Another embodiment provides a hotel demand evaluation system. The hotel demand evaluation system includes a setting interface, a collection unit, a plurality of first classification models, a semantic analysis unit, a plurality of second classification models, a third classification model and a score unit. The setting interface is used to access a plurality of keywords. The collection unit is linked to the setting interface and used to collect a plurality of texts according to the plurality of keywords. The plurality of first classification models are linked to the collection unit and used to select a plurality of valid texts from the plurality of texts. The semantic analysis unit is linked to the plurality of first classification models and used to perform a semantic analysis operation to identify at least one time keyword and at least one location keyword in the plurality of valid texts. The plurality of second classification models are linked to the semantic analysis unit and used to generate a classification result according to at least the at least one time keyword and the at least one location keyword. The classification result is related to at least one travel period and at least one travel location corresponding to the plurality of valid texts. The third classification model is linked to the plurality of second classification models and used to classify each valid text of the plurality of valid texts into a positive impact group, a no impact group or a negative impact group according to the classification result. The score unit is linked to the third classification model and used to generate a hotel demand score of a specific region according to at least one valid text of the positive impact group and/or at least one valid text of the negative impact group.
These and other objectives of the present invention will no doubt become obvious to those of ordinary skill in the art after reading the following detailed description of the preferred embodiment that is illustrated in the various figures and drawings.
In the text, when “and/or” is used to connect a plurality of objects, it can mean one, a portion, or all of the objects. When a plurality of objects are described to be “linked” with one another, it can mean the objects are linked with one another with a physical wired path and/or a wireless path. Here, a model can include a machine-learning neural network model implemented using software and/or hardware.

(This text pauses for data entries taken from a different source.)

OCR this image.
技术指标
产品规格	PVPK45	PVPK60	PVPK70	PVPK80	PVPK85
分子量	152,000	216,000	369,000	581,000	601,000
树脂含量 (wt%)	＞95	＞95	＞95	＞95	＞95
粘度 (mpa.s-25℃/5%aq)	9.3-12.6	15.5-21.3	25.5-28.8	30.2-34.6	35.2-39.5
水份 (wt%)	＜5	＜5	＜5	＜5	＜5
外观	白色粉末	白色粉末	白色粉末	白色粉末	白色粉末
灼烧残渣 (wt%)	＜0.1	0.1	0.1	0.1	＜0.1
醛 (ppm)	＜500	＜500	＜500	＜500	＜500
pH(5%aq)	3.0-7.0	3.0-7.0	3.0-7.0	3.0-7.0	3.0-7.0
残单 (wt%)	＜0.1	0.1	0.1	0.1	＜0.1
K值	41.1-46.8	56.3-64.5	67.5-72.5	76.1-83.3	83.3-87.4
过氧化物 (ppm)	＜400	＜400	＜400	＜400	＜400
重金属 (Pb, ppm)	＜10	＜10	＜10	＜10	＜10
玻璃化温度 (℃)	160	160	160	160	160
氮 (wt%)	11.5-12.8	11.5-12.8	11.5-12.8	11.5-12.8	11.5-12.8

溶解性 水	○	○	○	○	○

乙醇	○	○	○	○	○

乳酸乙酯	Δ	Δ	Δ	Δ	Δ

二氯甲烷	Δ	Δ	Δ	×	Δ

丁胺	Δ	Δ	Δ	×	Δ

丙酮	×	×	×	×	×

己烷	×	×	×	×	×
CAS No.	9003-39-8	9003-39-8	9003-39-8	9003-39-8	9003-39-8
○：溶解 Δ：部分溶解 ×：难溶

According to solutions of embodiments, a plurality of texts can be collected, and a hotel demand score of a specific region can be evaluated according to the texts. If the hotel demand score is higher, the hotel demand of the region can be higher. Hotel managers can adjust prices and allocate resources according to the hotel demand score.
In Step 12, a set of keywords can be used to collect texts from a plurality of sources. For example, the sources may include websites on the internet. In Step 14, the collected texts can be classified for the first time and marked (e.g. through automatic machine marking and/or manual marking) to filter out inapplicable texts. The texts which are impacting the hotel demand or will impact the hotel demand recently can be used as training data for training a machine learning model. A trained model can determine if the public information in a text can impact the hotel demand effectively, so as to filter out invalid texts to improve accuracy of calculating the hotel demand.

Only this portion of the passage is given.